The Second World War provided great fodder for novelists especially those with combat experience. Few novels, however, dealt with the “bigger picture,” which is to say, those decisions that took the country into war and set the course that led to battle. That is left to professional historians where time, effort, and good scholarship dictate the essence of recorded history .

But let’s consider wartime novels, often short of facts, but rich in truth. Writing of the ground forces, among the most popular were James Jones From Here To Eternity (1951),a superb account of life in America’s peacetime army and his later The Thin Red Line (1962). Norman Mailer’s The Naked And The Dead (1948) is often compared to the 1928 World War One classic still in print All Quiet On The Western Front by Erich Maria Remarque. Two other well-received novels of the ground conflict were The Young Lions by Irwin Shaw (1948) and Battle Cry by Leon Uris (1953).

The navy received limited coverage in The Caine Mutiny by Herman Wouk ((1951) and the even more popular Mister Roberts by Thomas Heggen ((1946).

Many, if not most, of the Second World War novels, portrayed the air war. In no order of either popularity or excellence, we have the satirical anti-war novels, Catch 22 by Joseph Heller (1961) and Slaughterhouse Five by Kurt Vonnegut (1969).Also popular were,William Winster Haines’ Command Decision (1965) and 12 O’CLOCK High by Bernie Lay, Jr. and Sy Harris. (1969)My favorite novel of the European air war, however, is Piece of Cake by the Englishman Derek Robinson (1984) which reveals the reality of aerial combat.

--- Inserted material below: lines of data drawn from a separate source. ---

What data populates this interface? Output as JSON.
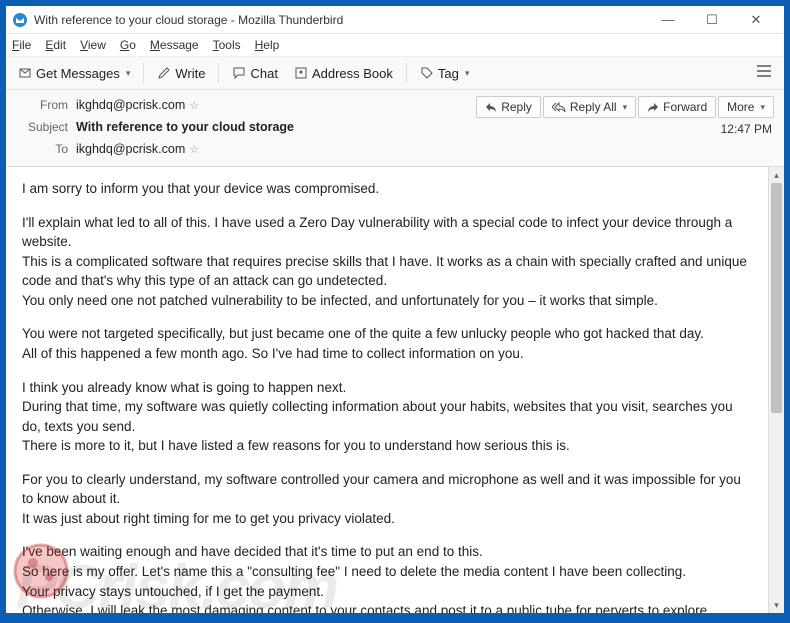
{
  "window": {
    "title": "With reference to your cloud storage - Mozilla Thunderbird"
  },
  "menu": {
    "file": "File",
    "edit": "Edit",
    "view": "View",
    "go": "Go",
    "message": "Message",
    "tools": "Tools",
    "help": "Help"
  },
  "toolbar": {
    "get_messages": "Get Messages",
    "write": "Write",
    "chat": "Chat",
    "address_book": "Address Book",
    "tag": "Tag"
  },
  "headers": {
    "from_label": "From",
    "from_value": "ikghdq@pcrisk.com",
    "subject_label": "Subject",
    "subject_value": "With reference to your cloud storage",
    "to_label": "To",
    "to_value": "ikghdq@pcrisk.com",
    "time": "12:47 PM"
  },
  "actions": {
    "reply": "Reply",
    "reply_all": "Reply All",
    "forward": "Forward",
    "more": "More"
  },
  "body": {
    "p1": "I am sorry to inform you that your device was compromised.",
    "p2": "I'll explain what led to all of this. I have used a Zero Day vulnerability with a special code to infect your device through a website.\nThis is a complicated software that requires precise skills that I have. It works as a chain with specially crafted and unique code and that's why this type of an attack can go undetected.\nYou only need one not patched vulnerability to be infected, and unfortunately for you – it works that simple.",
    "p3": "You were not targeted specifically, but just became one of the quite a few unlucky people who got hacked that day.\nAll of this happened a few month ago. So I've had time to collect information on you.",
    "p4": "I think you already know what is going to happen next.\nDuring that time, my software was quietly collecting information about your habits, websites that you visit, searches you do, texts you send.\nThere is more to it, but I have listed a few reasons for you to understand how serious this is.",
    "p5": "For you to clearly understand, my software controlled your camera and microphone as well and it was impossible for you to know about it.\nIt was just about right timing for me to get you privacy violated.",
    "p6": "I've been waiting enough and have decided that it's time to put an end to this.\nSo here is my offer. Let's name this a \"consulting fee\" I need to delete the media content I have been collecting.\nYour privacy stays untouched, if I get the payment.\nOtherwise, I will leak the most damaging content to your contacts and post it to a public tube for perverts to explore."
  },
  "watermark": "PCrisk.com"
}
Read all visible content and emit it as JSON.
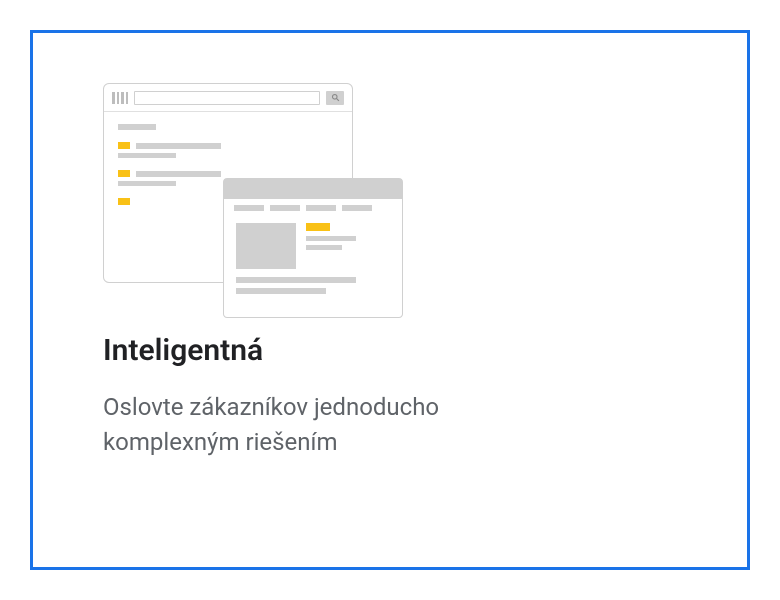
{
  "card": {
    "title": "Inteligentná",
    "description": "Oslovte zákazníkov jednoducho komplexným riešením"
  },
  "colors": {
    "accent": "#1a73e8",
    "highlight": "#f9c116",
    "neutral": "#d0d0d0"
  }
}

And not to be overlooked is Glory for Me, a novel in free verse by MacKinlay Kantor (1945) that became The Best Years of Our Lives (1946), theOscar-winning motion picture that covers the re-entry to civilian life of combat veterans.

Which brings me ‘round to the focus of this essay, the Pulitzer Prize-winning GUARD OF HONOR by James Gould Cozzens (1948).

GUARD OF HONOR, now out of printis unusual on two counts: It is set, not in combat as are most wartime novels , but at a Florida air force base. (Interestingly, it resembles MacDill Air Force Base in Tampa, Florida. that many might recall is featured in a recent brouhaha involving Generals David Petraeus and John Allen along with two ladies, Paula Broadwell and Jill Kelley.)

Besides being a wartime novel set well outside combat, the plot(s) included in the story came directly from the author’s wartime duty at the highest levels of the Air Force as documented in his diaries and official memos, This unusual body of source material came to light in 1984 with the publication of James Gould Cozzens A TIME OF WAR: Air Force Diaries and Pentagon Memos, 1943-45 (Edited by Matthew J. Bruccoli).

A published author before World War II, Cozzens was posted to the Office of Information Service at Army Air Forces (AAF) Headquarters in the Pentagon and elevated to the rank of major. In addition to writing speeches and reports for AAF Commanding General, Harold “Hap” Arnold, Major Cozzens prepared memos based on the Top Secret daily activity reports. As he points out in the INTRODUCTION to A Time of War, “...I was being shown the Army Air Forces on a scale and a way that was really incredible.” To which he added: “With the exception of [General Arnold]...I don’t think anyone had occasion to sit down with and listen to so many of the air generals.” What novelist could have better sources to plumb!

Comparing GUARD OF HONOR and A TIME OF WAR reveals that what was offered as fiction was in fact wartime problems the Army Air Forces encountered. This duet of “fiction” and “nonfiction” constitute a major contribution to the history of American air power during the Second World War.